The outcome of a fraud analysis is a new picture of the fraud universe within a company that highlights the real loss of fraud within all applications and orders. The business case for a new fraud protection system or new services like device fingerprinting solutions will typically be based on the reduction of losses. However, they may also be based on the reduction of manual work, as these solutions often optimize the false/positive rate of rules.
Best Practice: What To Look For In Fraud Prevention Solutions
Best practice fraud systems examine three different kinds of rules to determine fraudulent activity:
- Reuse of resources like name/address/DOB, device, telephone number, account, credit card number, etc. — wherever there is a clear connection
- Inconsistencies like the content of a shopping basket not fitting to former orders or device configuration that doesn’t fit to a standard customer
- Fraud profiles: the transaction or application looks completely normal, but the combination of data often signifies fraud. This kind of rule includes scorecards and complex algorithms.
A training document that fraudsters were using to learn more about their illegal craft was leaked from the darknet in December 2017. Analysis of this document showed that the device is the most difficult element for an organized fraudster to change — much more difficult than changing the identity, for example. Therefore, using device identification as part of the data set and being part of a device data pool is also extremely helpful in the detection of fraud.
Other things to consider when reviewing inconsistencies and fraud profiles are experience, amount of data and analytics — as well as which rulesets are best for your specific enterprise. Classic fraud scorecards work only within some industries and attack vectors. Scorecards require constant updating because fraudsters can and will change their parameters until they are able to successfully break through. A main problem is that pure score fraud scores contain no helpful information for the investigator. They are, however, quite helpful as additional information to sort cases, especially to optimize manual interaction.
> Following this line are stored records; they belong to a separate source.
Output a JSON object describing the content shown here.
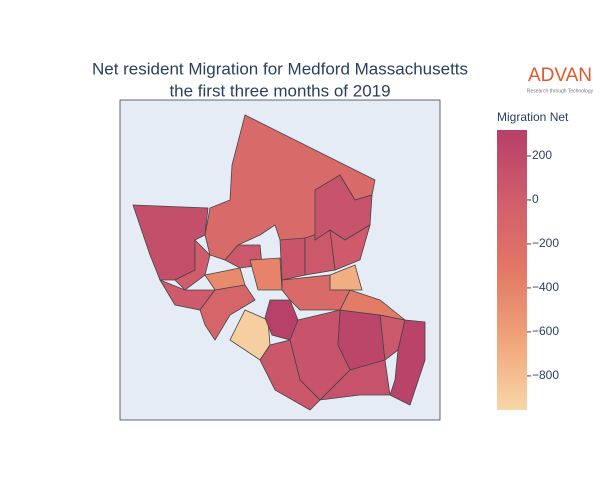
{
  "chart_data": {
    "type": "choropleth",
    "title": [
      "Net resident Migration for Medford Massachusetts",
      "the first three months of 2019"
    ],
    "colorbar": {
      "title": "Migration Net",
      "clim": [
        -955,
        318
      ],
      "ticks": [
        200,
        0,
        {
          "value": -200,
          "label": "−200"
        },
        {
          "value": -400,
          "label": "−400"
        },
        {
          "value": -600,
          "label": "−600"
        },
        {
          "value": -800,
          "label": "−800"
        }
      ]
    },
    "colorscale": [
      "#f7d7a7",
      "#f0a479",
      "#e27865",
      "#d05d6c",
      "#b73f69"
    ],
    "regions": {
      "values": [
        -150,
        150,
        0,
        -450,
        50,
        30,
        -100,
        -900,
        300,
        -400,
        80,
        50,
        100,
        30,
        -700,
        250,
        50,
        280,
        -350,
        -150,
        100,
        60,
        120
      ]
    }
  },
  "logo": {
    "name": "ADVAN",
    "tagline": "Research through Technology"
  }
}
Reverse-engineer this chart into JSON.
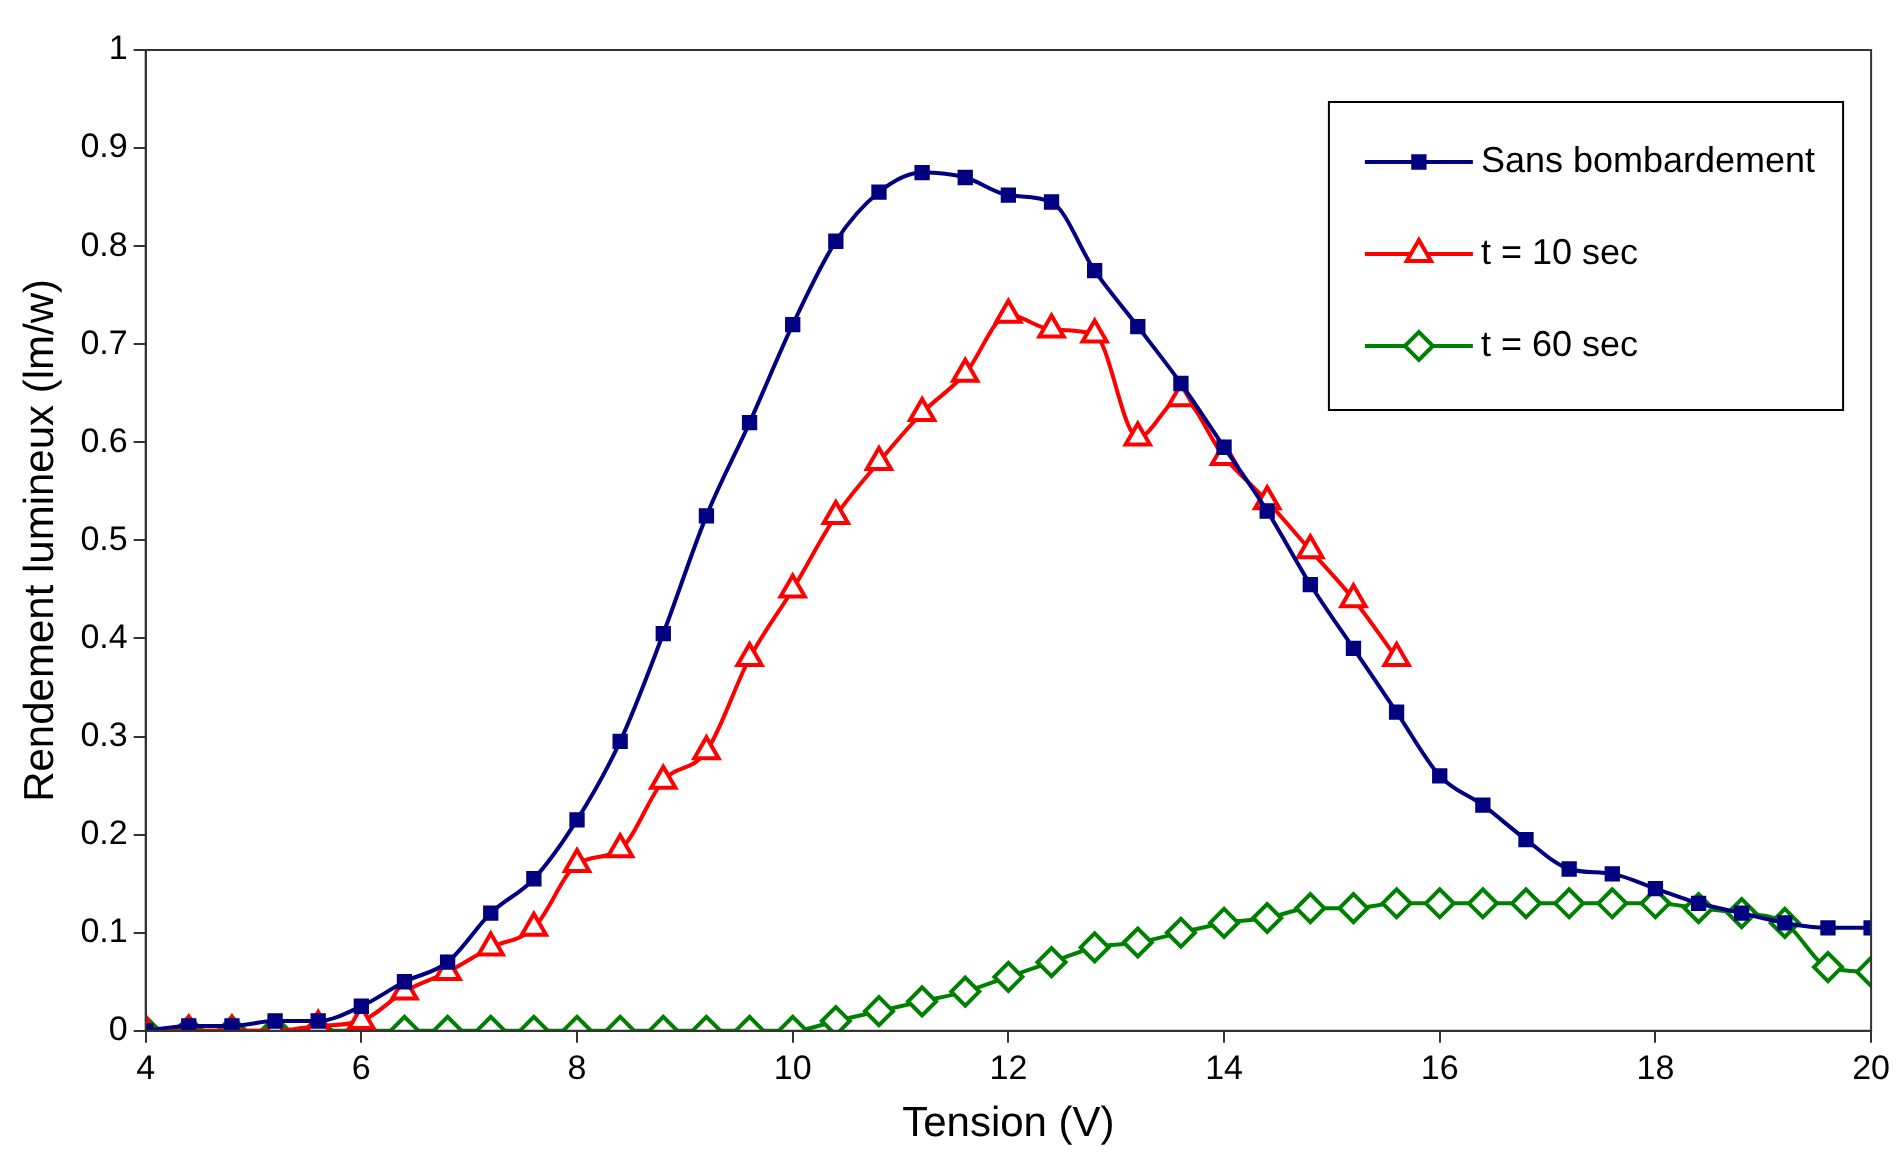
{
  "chart_data": {
    "type": "line",
    "xlabel": "Tension (V)",
    "ylabel": "Rendement lumineux (lm/w)",
    "x": [
      4,
      4.4,
      4.8,
      5.2,
      5.6,
      6,
      6.4,
      6.8,
      7.2,
      7.6,
      8,
      8.4,
      8.8,
      9.2,
      9.6,
      10,
      10.4,
      10.8,
      11.2,
      11.6,
      12,
      12.4,
      12.8,
      13.2,
      13.6,
      14,
      14.4,
      14.8,
      15.2,
      15.6,
      16,
      16.4,
      16.8,
      17.2,
      17.6,
      18,
      18.4,
      18.8,
      19.2,
      19.6,
      20
    ],
    "series": [
      {
        "name": "Sans bombardement",
        "color": "#000080",
        "marker": "square",
        "values": [
          0,
          0.005,
          0.005,
          0.01,
          0.01,
          0.025,
          0.05,
          0.07,
          0.12,
          0.155,
          0.215,
          0.295,
          0.405,
          0.525,
          0.62,
          0.72,
          0.805,
          0.855,
          0.875,
          0.87,
          0.852,
          0.845,
          0.775,
          0.718,
          0.66,
          0.595,
          0.53,
          0.455,
          0.39,
          0.325,
          0.26,
          0.23,
          0.195,
          0.165,
          0.16,
          0.145,
          0.13,
          0.12,
          0.11,
          0.105,
          0.105
        ]
      },
      {
        "name": "t = 10 sec",
        "color": "#ff0000",
        "marker": "triangle",
        "values": [
          0,
          0,
          0,
          0,
          0.005,
          0.01,
          0.04,
          0.06,
          0.085,
          0.105,
          0.17,
          0.185,
          0.255,
          0.285,
          0.38,
          0.45,
          0.525,
          0.58,
          0.63,
          0.67,
          0.73,
          0.715,
          0.71,
          0.605,
          0.645,
          0.585,
          0.54,
          0.49,
          0.44,
          0.38,
          null,
          null,
          null,
          null,
          null,
          null,
          null,
          null,
          null,
          null,
          null
        ]
      },
      {
        "name": "t = 60 sec",
        "color": "#008000",
        "marker": "diamond",
        "values": [
          0,
          0,
          0,
          0,
          0,
          0,
          0,
          0,
          0,
          0,
          0,
          0,
          0,
          0,
          0,
          0,
          0.01,
          0.02,
          0.03,
          0.04,
          0.055,
          0.07,
          0.085,
          0.09,
          0.1,
          0.11,
          0.115,
          0.125,
          0.125,
          0.13,
          0.13,
          0.13,
          0.13,
          0.13,
          0.13,
          0.13,
          0.125,
          0.12,
          0.11,
          0.065,
          0.06
        ]
      }
    ],
    "xlim": [
      4,
      20
    ],
    "xticks": [
      4,
      6,
      8,
      10,
      12,
      14,
      16,
      18,
      20
    ],
    "ylim": [
      0,
      1
    ],
    "yticks": [
      0,
      0.1,
      0.2,
      0.3,
      0.4,
      0.5,
      0.6,
      0.7,
      0.8,
      0.9,
      1
    ],
    "grid": false,
    "legend": "top right"
  }
}
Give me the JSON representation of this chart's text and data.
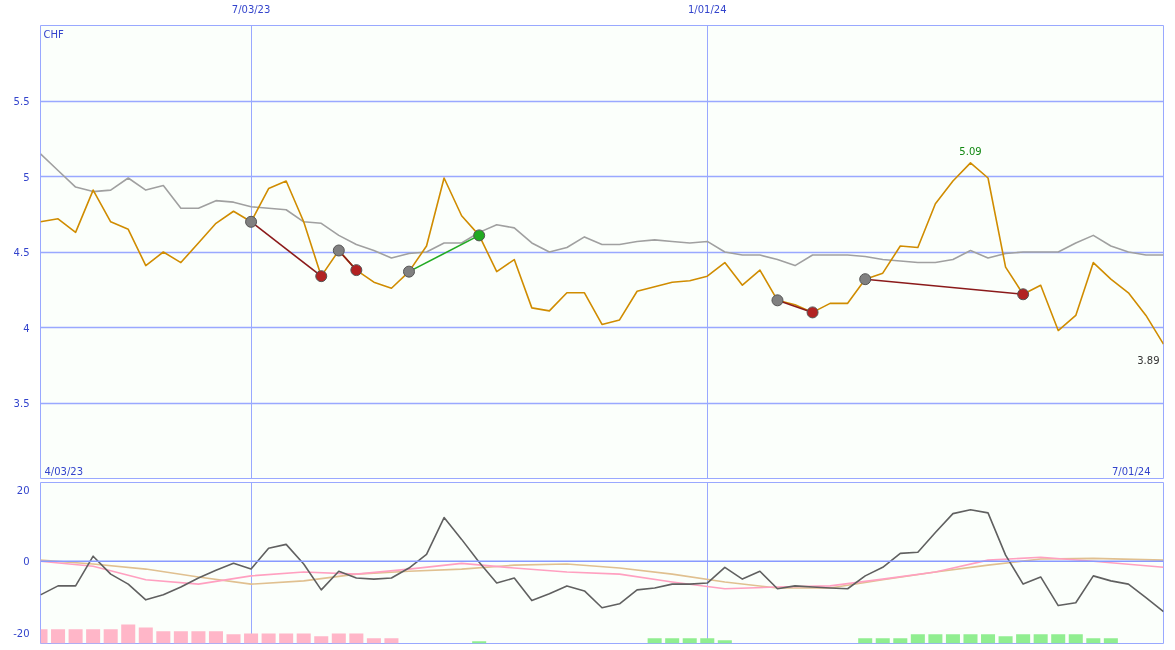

Hunting Basics: Choosing The Perfect Tool
The most effective way of detecting organized fraud is to work with a fraud detection tool that filters out conspicuous transactions in real time. The best tools combine rulesets and machine learning to deliver information about suspicious activity and patterns. They also include a fraud-case-management GUI (graphical user interface) that presents the transaction or application information in a variety of easy-to-decipher formats for deeper investigation, labeling and reaction. Typical elements include: customer information, graphs, heat maps, Google maps and the street view connected to the associated address. The use of such fraud management systems has been proven to increase fraud detection and reduce manual effort.
It’s important that when choosing a fraud management system, expertise and experience are examined. This ensures that the software incorporates the most efficient rules and algorithms to accurately identify connections. RISK IDENT products, for example, were built on the experience of the Otto Group, one of the world’s largest e-commerce websites, as well as many other large e-commerce sites, payment service providers, telecommunication companies and banks.
In short, fraudsters are predators — but they are not protected, and they are not endangered species. In order to prevent full blown fraud attacks, it’s imperative for companies to utilize device identification and other effective fraud prevention methods. Doing so can help keep the proud howling of successful wolves to a minimum.